As for my source, packaging is multiple components and two hardest to get are HBM and the NPU/GPU/AIPU/whatever-nvidia-calls-it die itself. Both are in short supply but it's the die's that usually causes the holdup. The very idea that TSMC has unused capacity at the 4nm scale is just insane.

Do people not realize the kind of gold rush that is happening right now with AI? Anything you think you know, the reality is so much worse. Our guys are being pressured to include "AI" in our products and we're a fricking nonprofit finance cooperative in the energy sector that doesn't have to worry about shareholders. If we're being pressured this much, I can't imagine how bad it must be for the for-profit companies who rely on quarterly reports to hold up stock prices. Everyone is trying to include the letters "AI" into every product and trying to fit some sort of "AI" related project into those press releases. This has caused everyone to rush to acquire "AI" computing capacity and right now nVidia is the only competitive game in town. AMD and Intel are trying but thing is, all three of them use ... drum roll please ... TSMC. Well Intel uses them for some products, next generation is anyone's guess.

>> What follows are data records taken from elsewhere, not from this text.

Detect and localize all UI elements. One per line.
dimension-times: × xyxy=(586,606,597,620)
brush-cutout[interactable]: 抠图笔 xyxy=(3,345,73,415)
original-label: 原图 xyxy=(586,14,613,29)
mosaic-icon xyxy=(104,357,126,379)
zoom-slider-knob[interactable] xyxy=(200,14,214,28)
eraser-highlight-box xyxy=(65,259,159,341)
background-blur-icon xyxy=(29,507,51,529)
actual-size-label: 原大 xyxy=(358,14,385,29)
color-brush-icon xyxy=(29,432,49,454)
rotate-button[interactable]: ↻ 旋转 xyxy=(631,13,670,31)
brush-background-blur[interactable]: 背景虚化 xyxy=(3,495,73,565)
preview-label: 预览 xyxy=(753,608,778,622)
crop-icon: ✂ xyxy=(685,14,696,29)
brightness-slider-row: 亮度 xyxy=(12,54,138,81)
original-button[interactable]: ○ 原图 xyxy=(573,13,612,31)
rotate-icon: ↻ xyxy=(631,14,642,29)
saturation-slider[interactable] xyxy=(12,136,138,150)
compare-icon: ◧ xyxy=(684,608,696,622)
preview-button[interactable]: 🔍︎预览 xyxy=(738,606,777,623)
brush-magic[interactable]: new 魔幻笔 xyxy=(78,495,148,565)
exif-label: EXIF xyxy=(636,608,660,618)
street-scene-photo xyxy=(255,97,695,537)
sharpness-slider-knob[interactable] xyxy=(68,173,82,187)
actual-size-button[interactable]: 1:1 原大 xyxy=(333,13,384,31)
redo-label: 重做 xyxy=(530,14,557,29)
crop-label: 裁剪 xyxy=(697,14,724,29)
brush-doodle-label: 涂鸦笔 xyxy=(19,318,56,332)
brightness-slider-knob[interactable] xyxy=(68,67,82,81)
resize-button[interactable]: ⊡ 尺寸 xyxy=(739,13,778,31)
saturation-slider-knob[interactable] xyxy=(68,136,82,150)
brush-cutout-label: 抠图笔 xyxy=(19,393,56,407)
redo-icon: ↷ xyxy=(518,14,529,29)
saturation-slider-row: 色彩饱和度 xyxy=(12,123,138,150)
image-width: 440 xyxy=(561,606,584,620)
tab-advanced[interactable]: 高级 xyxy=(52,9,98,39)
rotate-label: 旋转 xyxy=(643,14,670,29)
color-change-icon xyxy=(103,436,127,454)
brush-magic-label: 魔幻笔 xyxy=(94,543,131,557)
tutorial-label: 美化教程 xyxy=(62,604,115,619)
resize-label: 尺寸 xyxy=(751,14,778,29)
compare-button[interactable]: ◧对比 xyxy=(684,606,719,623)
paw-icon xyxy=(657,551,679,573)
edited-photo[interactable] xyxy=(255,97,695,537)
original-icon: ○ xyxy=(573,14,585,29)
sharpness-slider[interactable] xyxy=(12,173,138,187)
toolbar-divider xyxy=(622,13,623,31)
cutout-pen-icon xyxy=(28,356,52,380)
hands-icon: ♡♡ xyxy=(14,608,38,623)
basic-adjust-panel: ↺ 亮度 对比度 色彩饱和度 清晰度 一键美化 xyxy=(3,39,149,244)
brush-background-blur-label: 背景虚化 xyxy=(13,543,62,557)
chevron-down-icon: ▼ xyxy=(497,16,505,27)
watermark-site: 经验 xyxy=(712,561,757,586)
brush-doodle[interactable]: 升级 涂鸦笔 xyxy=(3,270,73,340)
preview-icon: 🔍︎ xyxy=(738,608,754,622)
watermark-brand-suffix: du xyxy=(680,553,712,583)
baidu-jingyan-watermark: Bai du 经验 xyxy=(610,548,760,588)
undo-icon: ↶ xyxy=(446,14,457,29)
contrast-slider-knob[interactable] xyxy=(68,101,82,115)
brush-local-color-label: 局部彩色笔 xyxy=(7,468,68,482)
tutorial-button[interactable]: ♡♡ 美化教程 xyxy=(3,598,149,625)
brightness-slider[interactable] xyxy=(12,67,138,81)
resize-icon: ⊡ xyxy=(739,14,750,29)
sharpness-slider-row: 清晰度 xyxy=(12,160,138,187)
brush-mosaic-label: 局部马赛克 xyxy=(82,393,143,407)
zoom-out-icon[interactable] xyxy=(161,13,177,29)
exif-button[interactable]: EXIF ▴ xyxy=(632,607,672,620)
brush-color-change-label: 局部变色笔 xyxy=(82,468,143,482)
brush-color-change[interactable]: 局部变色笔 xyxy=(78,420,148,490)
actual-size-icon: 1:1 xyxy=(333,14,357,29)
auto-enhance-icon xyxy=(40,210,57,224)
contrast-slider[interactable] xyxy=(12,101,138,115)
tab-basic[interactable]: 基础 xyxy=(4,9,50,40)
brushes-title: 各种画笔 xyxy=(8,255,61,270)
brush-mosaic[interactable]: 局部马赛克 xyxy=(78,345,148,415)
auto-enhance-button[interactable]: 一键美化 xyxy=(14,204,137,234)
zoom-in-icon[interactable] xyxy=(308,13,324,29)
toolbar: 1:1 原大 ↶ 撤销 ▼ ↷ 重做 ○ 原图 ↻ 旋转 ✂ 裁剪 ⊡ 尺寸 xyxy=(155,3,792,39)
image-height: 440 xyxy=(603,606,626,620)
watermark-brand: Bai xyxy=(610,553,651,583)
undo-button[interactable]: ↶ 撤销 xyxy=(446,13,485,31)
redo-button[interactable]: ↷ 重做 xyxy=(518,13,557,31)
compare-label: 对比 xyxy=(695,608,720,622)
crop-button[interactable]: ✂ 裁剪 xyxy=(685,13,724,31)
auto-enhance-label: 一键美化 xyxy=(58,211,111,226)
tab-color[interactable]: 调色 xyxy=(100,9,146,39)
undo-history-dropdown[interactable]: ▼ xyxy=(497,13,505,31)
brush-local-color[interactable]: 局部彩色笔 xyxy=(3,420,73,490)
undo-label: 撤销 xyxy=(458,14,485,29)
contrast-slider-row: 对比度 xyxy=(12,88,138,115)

For HBM it's almost all Samsung and SK Hynix, both South Korean companies with their own foundry's. Both also partner with TSMC for HBM production, so we have three companies using three separate sets of foundry's to make that memory. Samsung is the worlds second largest foundry and like TSMC are expanding fast due to the AI demand. Basically it's just easier to source HBM then it is a H100 or B100 GPU/NPU/whatever.
You're struggling with facts here. Nvidia doesn't use Samsung HBM, only SK Hynix. According to Nvidia themselves, Samsung HBM doesn't meet their standards.

https://www.koreaherald.com/article/10385514

As far as packaging shortages, this came directly from TSMC who I would consider a better source than yours.

https://sourceability.com/post/tsmc...ikely-through-2024-despite-expanding-capacity

The only reason we're seeing any GPU's at all produced is because packaging shortages are limiting the amount of enterprise AI accelerators that can be produced.